I have a data structure in my code which is a dictionary of dictionaries. The nested dictionary has all the keys as pandas data frames. Basically, I had multiple excel files with multiple tabs and columns, so I created this data structure as I wanted to further do some modeling on this data. Now, I want to extract two columns from one specific tab of each excel file(if they are present in that file) and print them in a new master data frame. I tried some routines but was not able to get the expected result. Please find below the code that I tried to resolve this issue.
def text_extraction_to_dataframe(dict1, process_key):
'''This routine is used to extract any required column from the data into a new dataframe with the file name as new
column attached to it'''
#Initializing new data frame
df = pd.DataFrame()
df['ExcelFile'] = ''
#Running nested for-loops to get into our data structure(dictionary of dictionaries)
for key, value in dict1.items():
for key1, value1 in value.items():
#Checking if the required tab matches to the key
if key1 == process_key:
df = pd.DataFrame(value1) #Extracting all the data from the tab to the new dataframe
df['ExcelFile'] = key.split('.')[0] #Appending the data frame with new column as the filename
#Removing unnecessary columns from the data frame and only keeping column3 and column4
df = df.drop(columns = ['colum_1', 'column2'])
return df
text_extraction_to_dataframe(dictionary, 'tab_name')
This routine is not extracting all the data from all the columns of each excel file.
Also, I want to get the last column of the master data frame as the excel file name.
Basically, the structure of master df will be [column3, column4, excelfilename]
Let me know if you need anything else other than this. Any help would be appreciated.
I solved this query by adding all the data frames into a list and then concatenating those.
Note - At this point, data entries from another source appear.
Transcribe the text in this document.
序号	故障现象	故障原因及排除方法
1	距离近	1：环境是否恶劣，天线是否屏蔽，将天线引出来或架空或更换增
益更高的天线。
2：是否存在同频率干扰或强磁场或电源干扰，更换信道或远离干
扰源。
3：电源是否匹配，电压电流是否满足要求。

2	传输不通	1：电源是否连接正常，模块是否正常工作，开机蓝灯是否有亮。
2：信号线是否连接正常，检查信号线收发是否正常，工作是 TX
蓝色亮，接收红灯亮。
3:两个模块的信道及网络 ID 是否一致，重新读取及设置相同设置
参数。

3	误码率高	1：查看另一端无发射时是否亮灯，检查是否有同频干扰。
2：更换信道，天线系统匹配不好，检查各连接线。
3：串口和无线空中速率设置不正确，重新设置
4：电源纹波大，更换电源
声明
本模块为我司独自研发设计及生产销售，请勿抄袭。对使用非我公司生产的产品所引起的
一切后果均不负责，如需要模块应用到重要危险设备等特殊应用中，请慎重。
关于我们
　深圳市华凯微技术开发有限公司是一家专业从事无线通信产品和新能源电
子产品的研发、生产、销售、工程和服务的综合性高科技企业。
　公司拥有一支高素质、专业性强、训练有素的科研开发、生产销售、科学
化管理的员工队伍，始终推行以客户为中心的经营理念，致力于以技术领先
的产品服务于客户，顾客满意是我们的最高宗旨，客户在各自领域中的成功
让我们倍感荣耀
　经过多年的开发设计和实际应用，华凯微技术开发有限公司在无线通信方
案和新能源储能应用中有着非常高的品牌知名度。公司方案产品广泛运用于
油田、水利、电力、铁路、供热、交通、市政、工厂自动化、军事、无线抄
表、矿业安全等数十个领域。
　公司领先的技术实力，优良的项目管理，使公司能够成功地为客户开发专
Please find below the code.
def text_extraction_to_dataframe(dictionary, process_key):
'''This routine is used to extract any required column from the data into a
new data frame with the file name as a new column attached to it'''
#List to append all the read data frames
master_df1 = []
length = len(dictionary)
#Running nested for-loops to get into our data structure(dictionary of dictionaries)
for key, value in dictionary.items():
for key1, value1 in value.items():
#Checking if the required tab matches to the key
if key1 == process_key:
df = pd.DataFrame(value1)
#Adding the excel file name as the last column in each data frame
df['ExcelFile'] = key.split('.')[0]
#Appending all data frames in the list
master_df1.append(df)
#Concatenating all the data frames in the master data frame
master_df1 = pd.DataFrame(pd.concat(master_df1, ignore_index=True))
#Dropping unnecessary column
master_df1 = master_df1.drop(columns=['column1', 'column2'])
return master_df1